Schlußbeweis
Endlich wenn alle Geschöpfe nur dann Empfindung besäßen,
Falls man sie auch den Atomen, daraus sie gebildet sind, gäbe,
Welche besondren bekäme das Menschengeschlecht dann zu eigen?
Offenbar würden dann diese bald schütterndes Lachen erheben,
Bald mit der Tränen Tau die Wimpern und Wangen benetzen,
Würden auch viel zu reden verstehn von der Mischung der Stoffe
Und dann weiter zu forschen nach ihren ureignen Atomen!
Denn da sie ähnlich, so wären wie sterbliche Menschen als Ganzes,
Müßten auch solche Atome nun wieder aus ändern bestehen,
Diese dann wieder aus ändern, so daß kein Ende zu sehn ist.
Daraus folgte, daß alles, was redet und lacht und Verstand hat,
Aus Atomen bestünde (so meinst du), die ebenso täten!
Aber wir sahen ja doch, dies ist blödsinniger Wahnwitz:
Lachen kann doch auch das, was aus lachendem Stoff nicht erwachsen;
Was Verstand hat und weiß mit Beweisen gelehrt zu verfahren,
Braucht nicht hervorzugehn aus beredten, verständigen Keimen.
Warum sollten demnach die sinnenbegabten Geschöpfe
Nicht aus Keimen bestehn, die völlig der Sinne entbehren?
Schließlich wir sind doch alle von himmlischem Samen entsprossen,
Und Ein Vater erzeugte uns alle. Sobald nur die Tropfen
Seines befruchtenden Regens empfängt die befruchtete Mutter
Erde, gebiert sie die schimmernde Frucht und die labenden Bäume
Und das Menschengeschlecht mit sämtlichen Sippen der Tiere.
Dann reicht Nahrung sie dar, mit der sie den Körper ernähren,
Ihres Lebens genießen und zeugend sorgen für Nachwuchs.
Darum hat sie mit Fug auch den Mutternamen erhalten.
Ebenso kehrt, was der Erde vorher entstammt ist, zur Erde
Wieder zurück, und es steigt, was aus Äthers Höhen herabkam,
Wieder empor und zurück empfängt es das Himmelsgewölbe.

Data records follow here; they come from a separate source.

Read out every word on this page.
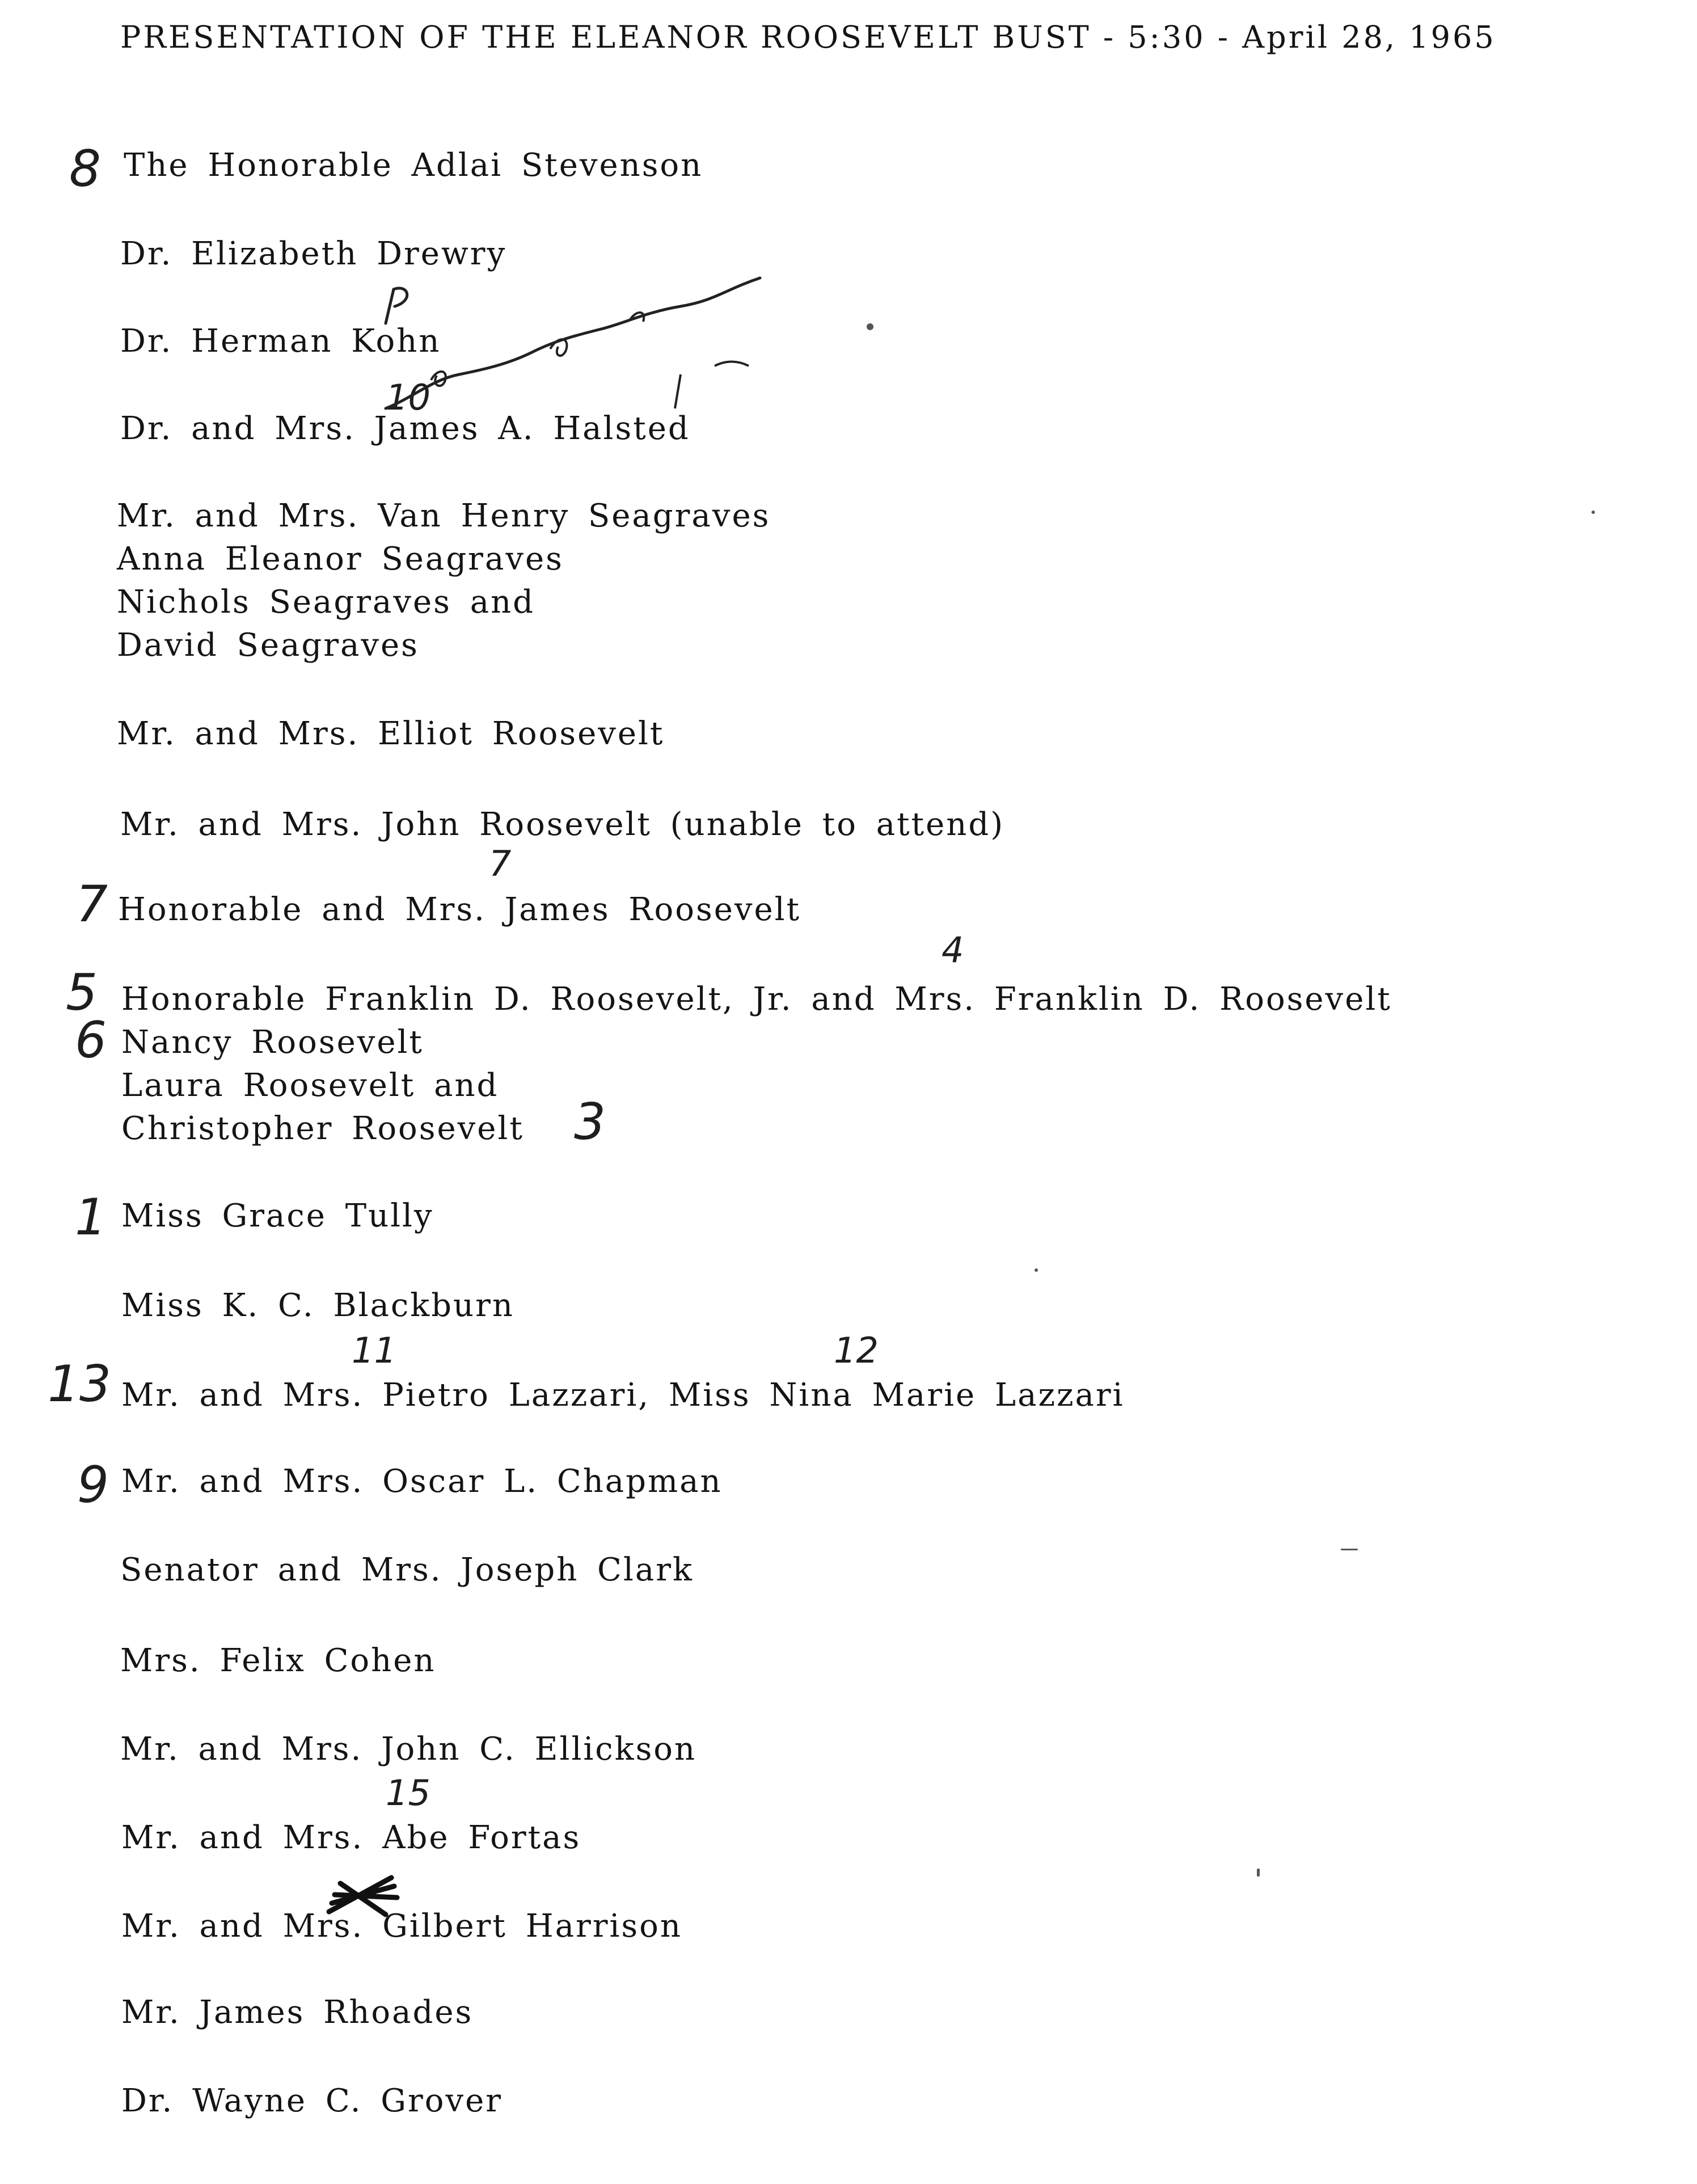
PRESENTATION OF THE ELEANOR ROOSEVELT BUST - 5:30 - April 28, 1965
The Honorable Adlai Stevenson
Dr. Elizabeth Drewry
Dr. Herman Kohn
Dr. and Mrs. James A. Halsted
Mr. and Mrs. Van Henry Seagraves
Anna Eleanor Seagraves
Nichols Seagraves and
David Seagraves
Mr. and Mrs. Elliot Roosevelt
Mr. and Mrs. John Roosevelt (unable to attend)
Honorable and Mrs. James Roosevelt
Honorable Franklin D. Roosevelt, Jr. and Mrs. Franklin D. Roosevelt
Nancy Roosevelt
Laura Roosevelt and
Christopher Roosevelt
Miss Grace Tully
Miss K. C. Blackburn
Mr. and Mrs. Pietro Lazzari, Miss Nina Marie Lazzari
Mr. and Mrs. Oscar L. Chapman
Senator and Mrs. Joseph Clark
Mrs. Felix Cohen
Mr. and Mrs. John C. Ellickson
Mr. and Mrs. Abe Fortas
Mr. and Mrs. Gilbert Harrison
Mr. James Rhoades
Dr. Wayne C. Grover
8
7
5
6
3
1
13
9
10
7
4
11	12
15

Denn es vernichtet der Tod nichts derart, daß er des Stoffes
Urelemente zerstörte. Er trennt nur ihre Verbindung;
Dann verbindet er weiter das ein' und andre und wirkt so,
Daß er bei allen die Formen verkehrt und die Farben verändert,
Daß sie Empfindung erhalten und plötzlich dann wieder verlieren.
Daraus lernst du, wie wichtig es ist, mit welchen Atomen,
Ferner in welchem Gefüge die Grundelemente verkehren,
Und wie sich endlich gestalte die gegenseit'ge Bewegung.
Glaub auch ja nicht, es ruhe im Grunde der ew'gen Atome,
Was wir so hin und her auf der Oberfläche der Dinge
Flutend und bald entstehend, dann plötzlich vergehend erblicken.
Ist es doch selbst bei unserm Gedicht recht wichtig, wie jede
Letter in Reihe sich stellt und mit anderen Lettern verbindet.
Denn dieselbigen Lettern bezeichnen ja Himmel und Erde,
Meer und Ströme und Sonne, wie Korn, Obst, lebende Wesen;
Wenn auch nicht alle sich gleichen, so ist doch bei weitem die Mehrzahl
Ähnlich; erst Ordnung und Lage bewirkt die Scheidung der Sachen.
Mit den Dingen nun selbst steht's ebenso: wenn sich des Urstoffs
Ordnung, Lage, Gestaltung, Zusammenstoß und Bewegung
Ändern, dann müssen zugleich die Dinge sich selber verändern.